La Religion comme Fonction
La discussion s’est élargie à une dimension qu’A. a tenu à expliciter. Hayek, dans le dernier chapitre et l’appendice de La Présomption fatale, défend de manière agnostique mais ferme l’utilité de la religion. Il y montre comment certaines superstitions, en apparence absurdes, ont protégé le droit de propriété dans des cultures données. Bastiat, parmi les classiques, allait plus loin encore, voyant la main de la Providence dans l’harmonie des échanges économiques.
L’école autrichienne, par méthode, n’incorpore pas la métaphysique dans son raisonnement scientifique. Mais elle l’observe d’un point de vue fonctionnel : en quoi les croyances, les rites, les éléments sacrés contribuent-ils à la coordination humaine, à la transmission, à la stabilité ? V. y voit la confirmation de son intuition : ce qu’il cherche métaphysiquement n’est pas étranger à la praxéologie, c’est son prolongement vers ce qui dépasse l’observable.
Recommandations de Lecture
A. a transmis quatre ouvrages qu’il considère comme la porte d’entrée la plus efficace à la méthode autrichienne :
Carl Menger, Recherches sur la méthode des sciences sociales
Ludwig von Mises, Théorie et Histoire
Ludwig von Mises, Les Fondements ultimes de la science économique (lisible en deux heures, livre testament)

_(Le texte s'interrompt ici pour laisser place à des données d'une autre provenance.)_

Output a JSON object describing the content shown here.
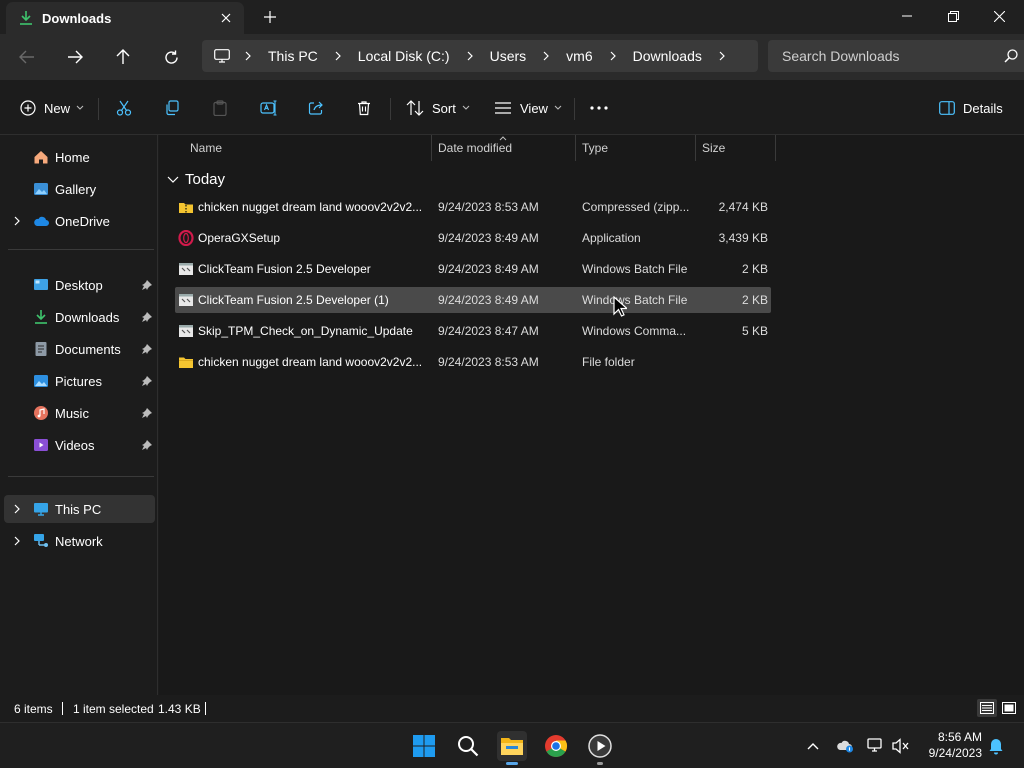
{
  "window": {
    "tab_title": "Downloads",
    "minimize_icon": "minimize-icon",
    "maximize_icon": "restore-icon",
    "close_icon": "close-icon"
  },
  "address": {
    "crumbs": [
      "This PC",
      "Local Disk (C:)",
      "Users",
      "vm6",
      "Downloads"
    ],
    "search_placeholder": "Search Downloads"
  },
  "toolbar": {
    "new_label": "New",
    "sort_label": "Sort",
    "view_label": "View",
    "details_label": "Details"
  },
  "sidebar": {
    "items": [
      {
        "label": "Home",
        "icon": "home-icon"
      },
      {
        "label": "Gallery",
        "icon": "gallery-icon"
      },
      {
        "label": "OneDrive",
        "icon": "onedrive-icon"
      },
      {
        "label": "Desktop",
        "icon": "desktop-icon"
      },
      {
        "label": "Downloads",
        "icon": "downloads-icon"
      },
      {
        "label": "Documents",
        "icon": "documents-icon"
      },
      {
        "label": "Pictures",
        "icon": "pictures-icon"
      },
      {
        "label": "Music",
        "icon": "music-icon"
      },
      {
        "label": "Videos",
        "icon": "videos-icon"
      },
      {
        "label": "This PC",
        "icon": "this-pc-icon"
      },
      {
        "label": "Network",
        "icon": "network-icon"
      }
    ]
  },
  "columns": {
    "name": "Name",
    "date": "Date modified",
    "type": "Type",
    "size": "Size"
  },
  "group": {
    "label": "Today"
  },
  "files": [
    {
      "name": "chicken nugget dream land wooov2v2v2...",
      "date": "9/24/2023 8:53 AM",
      "type": "Compressed (zipp...",
      "size": "2,474 KB",
      "icon": "zip-folder-icon"
    },
    {
      "name": "OperaGXSetup",
      "date": "9/24/2023 8:49 AM",
      "type": "Application",
      "size": "3,439 KB",
      "icon": "opera-gx-icon"
    },
    {
      "name": "ClickTeam Fusion 2.5 Developer",
      "date": "9/24/2023 8:49 AM",
      "type": "Windows Batch File",
      "size": "2 KB",
      "icon": "batch-file-icon"
    },
    {
      "name": "ClickTeam Fusion 2.5 Developer (1)",
      "date": "9/24/2023 8:49 AM",
      "type": "Windows Batch File",
      "size": "2 KB",
      "icon": "batch-file-icon"
    },
    {
      "name": "Skip_TPM_Check_on_Dynamic_Update",
      "date": "9/24/2023 8:47 AM",
      "type": "Windows Comma...",
      "size": "5 KB",
      "icon": "batch-file-icon"
    },
    {
      "name": "chicken nugget dream land wooov2v2v2...",
      "date": "9/24/2023 8:53 AM",
      "type": "File folder",
      "size": "",
      "icon": "folder-icon"
    }
  ],
  "status": {
    "items_count": "6 items",
    "selection": "1 item selected",
    "selection_size": "1.43 KB"
  },
  "clock": {
    "time": "8:56 AM",
    "date": "9/24/2023"
  },
  "colors": {
    "accent": "#4cc2ff",
    "folder": "#f4c430",
    "selected_row": "#4a4a4a"
  }
}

Friedrich Hayek, La Présomption fatale
Tous sont disponibles en PDF, plusieurs sur le site de l’Institut Coppet. Les Fondements ultimes a été décrit comme une “claque” à chaque relecture, et La Présomption fatale comme l’œuvre où Hayek, sur la fin, livre sa défense la plus forte de la religion par un agnostique.
Sujets Futurs Évoqués
Plusieurs pistes ont été ouvertes pour les sessions à venir :
Les modèles d’autosuffisance alimentaire et leur articulation avec l’autonomie économique.
Les objets sacrés : approfondissement du cadre proposé par V. et confrontation avec la praxéologie.
La création de communautés et l’expatriation, déjà mentionnés lors de la session précédente et toujours en suspens.
Conclusion
Cette session aura tissé un fil entre des registres apparemment disparates — alimentation, méthode historique, métaphysique, religion — autour d’une intuition partagée. Ce qui demeure vrai à travers le temps n’est pas accessoire. C’est au contraire le seul socle à partir duquel on peut comprendre ce qui change, agir avec discernement, et résister aux modes intellectuelles qui se succèdent sans cumul.
Mises et Hayek l’avaient pressenti : il faudrait presque rebâtir l’entièreté des sciences humaines à partir de l’axiome de l’action humaine. V. le formule autrement, dans le langage des objets sacrés et des effets de levier. Mais l’invitation est la même : descendre sous l’écume des prédictions et des controverses pour retrouver ce qui tient.
Prochaine session : à déterminer. Sujets en suspens : autosuffisance alimentaire, approfondissement des objets sacrés, création de communautés, expatriation.